To get things rolling, there is a beta of LinkedIn for Outlook that you can give a try if you’re running the Beta of Office 2010, Office 2007, or Office 2003.  If you’re an Office 2010 Beta user the Outlook Social Connector is baked in, but it looks like you still need to download the Beta bits for this LinkedIn hook up at the link above.

According to the site the LinkedIn connection allows you to:

  • Connect to your LinkedIn account to view your colleagues’ status updates and photos next to an e-mail message they sent you.
  • Your colleagues’ latest contact information from LinkedIn automatically updates his or her Outlook contact. Whenever someone changes a phone number, e-mail address, or other contact details, it’s automatically updated in Outlook — you are always up to date.
  • Synchronize your mobile phone with Outlook to stay up-to-date — you don’t have to worry about keeping track of new phone numbers and contact info — contacts’ information from the Web is synchronized to your mobile phone.
  • Grow your professional network directly from within your Inbox — add colleagues with one click.

Facebook and MySpace integration will be coming soon.

4 Comments

4 Comments

  1. rainman

    02/17/2010 at 10:04 am

    sounds like they bought or are duplicating Xobni (https://www.xobni.com/)

  2. Howie

    02/17/2010 at 11:25 am

    Can’t get it to work.
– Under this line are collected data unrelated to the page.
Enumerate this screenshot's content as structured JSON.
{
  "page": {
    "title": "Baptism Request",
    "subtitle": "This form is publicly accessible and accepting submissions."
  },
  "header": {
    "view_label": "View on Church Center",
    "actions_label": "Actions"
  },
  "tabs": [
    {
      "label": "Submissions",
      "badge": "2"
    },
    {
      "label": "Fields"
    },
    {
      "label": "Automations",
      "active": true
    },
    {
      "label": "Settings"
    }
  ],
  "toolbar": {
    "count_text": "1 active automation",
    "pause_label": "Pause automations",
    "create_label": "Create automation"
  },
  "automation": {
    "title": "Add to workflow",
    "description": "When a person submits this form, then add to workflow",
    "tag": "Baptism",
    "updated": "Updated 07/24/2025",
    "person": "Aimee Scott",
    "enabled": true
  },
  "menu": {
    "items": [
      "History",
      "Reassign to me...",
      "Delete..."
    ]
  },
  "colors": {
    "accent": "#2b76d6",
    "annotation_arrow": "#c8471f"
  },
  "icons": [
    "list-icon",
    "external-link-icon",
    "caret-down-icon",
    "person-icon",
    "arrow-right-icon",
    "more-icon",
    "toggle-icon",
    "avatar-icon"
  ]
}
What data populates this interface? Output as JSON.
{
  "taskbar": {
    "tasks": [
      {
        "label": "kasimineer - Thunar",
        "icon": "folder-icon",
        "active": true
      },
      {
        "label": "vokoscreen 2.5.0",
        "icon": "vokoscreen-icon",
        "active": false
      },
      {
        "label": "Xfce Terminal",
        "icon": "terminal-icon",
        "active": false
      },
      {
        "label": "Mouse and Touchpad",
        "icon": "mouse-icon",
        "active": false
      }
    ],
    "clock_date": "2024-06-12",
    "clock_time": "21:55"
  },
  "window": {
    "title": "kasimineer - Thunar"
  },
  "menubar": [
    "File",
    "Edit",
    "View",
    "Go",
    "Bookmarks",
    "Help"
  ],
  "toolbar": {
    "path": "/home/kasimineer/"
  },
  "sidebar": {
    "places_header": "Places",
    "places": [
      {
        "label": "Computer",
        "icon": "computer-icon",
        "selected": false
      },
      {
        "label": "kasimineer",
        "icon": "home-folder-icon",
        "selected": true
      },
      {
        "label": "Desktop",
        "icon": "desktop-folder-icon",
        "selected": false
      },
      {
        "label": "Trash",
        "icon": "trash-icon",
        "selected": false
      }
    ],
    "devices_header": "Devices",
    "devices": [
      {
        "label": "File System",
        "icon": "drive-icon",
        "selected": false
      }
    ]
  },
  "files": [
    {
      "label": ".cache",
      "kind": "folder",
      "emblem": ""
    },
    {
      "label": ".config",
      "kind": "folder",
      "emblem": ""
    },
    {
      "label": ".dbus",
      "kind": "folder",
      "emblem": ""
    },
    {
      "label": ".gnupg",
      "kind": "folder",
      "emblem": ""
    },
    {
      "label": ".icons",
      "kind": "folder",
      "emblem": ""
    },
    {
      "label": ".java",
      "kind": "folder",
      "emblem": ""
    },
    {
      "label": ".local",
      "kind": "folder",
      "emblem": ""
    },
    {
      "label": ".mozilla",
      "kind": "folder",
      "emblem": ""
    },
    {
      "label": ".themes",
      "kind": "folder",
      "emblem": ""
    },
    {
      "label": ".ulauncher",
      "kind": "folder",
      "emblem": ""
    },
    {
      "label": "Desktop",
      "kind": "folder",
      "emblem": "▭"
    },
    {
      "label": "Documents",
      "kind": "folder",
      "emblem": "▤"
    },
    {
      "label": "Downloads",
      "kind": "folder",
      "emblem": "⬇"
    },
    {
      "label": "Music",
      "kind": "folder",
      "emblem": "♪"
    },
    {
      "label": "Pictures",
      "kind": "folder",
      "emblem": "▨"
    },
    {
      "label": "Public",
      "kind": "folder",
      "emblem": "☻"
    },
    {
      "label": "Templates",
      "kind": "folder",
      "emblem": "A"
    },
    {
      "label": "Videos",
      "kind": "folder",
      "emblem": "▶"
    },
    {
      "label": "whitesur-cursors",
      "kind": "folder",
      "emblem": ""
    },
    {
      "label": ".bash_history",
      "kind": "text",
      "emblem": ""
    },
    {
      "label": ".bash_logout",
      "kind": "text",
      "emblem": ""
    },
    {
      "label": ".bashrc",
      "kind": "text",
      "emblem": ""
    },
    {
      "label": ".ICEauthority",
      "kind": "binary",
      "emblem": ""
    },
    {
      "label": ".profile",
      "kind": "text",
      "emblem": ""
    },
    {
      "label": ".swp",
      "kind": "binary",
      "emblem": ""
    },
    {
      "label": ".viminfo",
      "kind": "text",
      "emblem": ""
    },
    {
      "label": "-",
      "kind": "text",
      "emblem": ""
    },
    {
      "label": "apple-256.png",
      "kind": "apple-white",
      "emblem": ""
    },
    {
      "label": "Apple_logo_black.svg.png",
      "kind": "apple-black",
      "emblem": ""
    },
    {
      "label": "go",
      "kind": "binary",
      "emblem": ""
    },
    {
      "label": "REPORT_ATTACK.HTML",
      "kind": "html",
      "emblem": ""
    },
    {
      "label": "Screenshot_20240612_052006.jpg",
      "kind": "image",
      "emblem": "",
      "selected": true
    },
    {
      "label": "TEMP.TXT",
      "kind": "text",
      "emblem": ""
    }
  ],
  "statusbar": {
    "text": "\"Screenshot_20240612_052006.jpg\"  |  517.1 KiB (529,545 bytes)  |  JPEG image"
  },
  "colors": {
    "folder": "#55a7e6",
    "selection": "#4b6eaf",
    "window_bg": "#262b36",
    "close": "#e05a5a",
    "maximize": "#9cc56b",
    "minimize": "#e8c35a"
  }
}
Constantly crashes Outlook. Had to disable the add-in to be able to work.

  3. GoodThings2Life

    02/17/2010 at 12:28 pm

    I admit it… Outlook is my absolute favorite app in the Office suite (even beating out OneNote, but only by a little)… but there is no way in Hell I would install this on my laptop let alone allow my users to install this in a business. This thing is going to be Group Policy banned to oblivion faster than you can say breach of privacy.

  4. Perry

    02/18/2010 at 8:37 am

    What’s really annoying is that the Social Connector already built into the Office 2010 RC isn’t compatible, even though it’s new, the service is new, and the providers are new. Worse, there apparently is NO version compatible with Office 64 bit.

    Why Microsoft makes boneheaded moves like this is beyond me.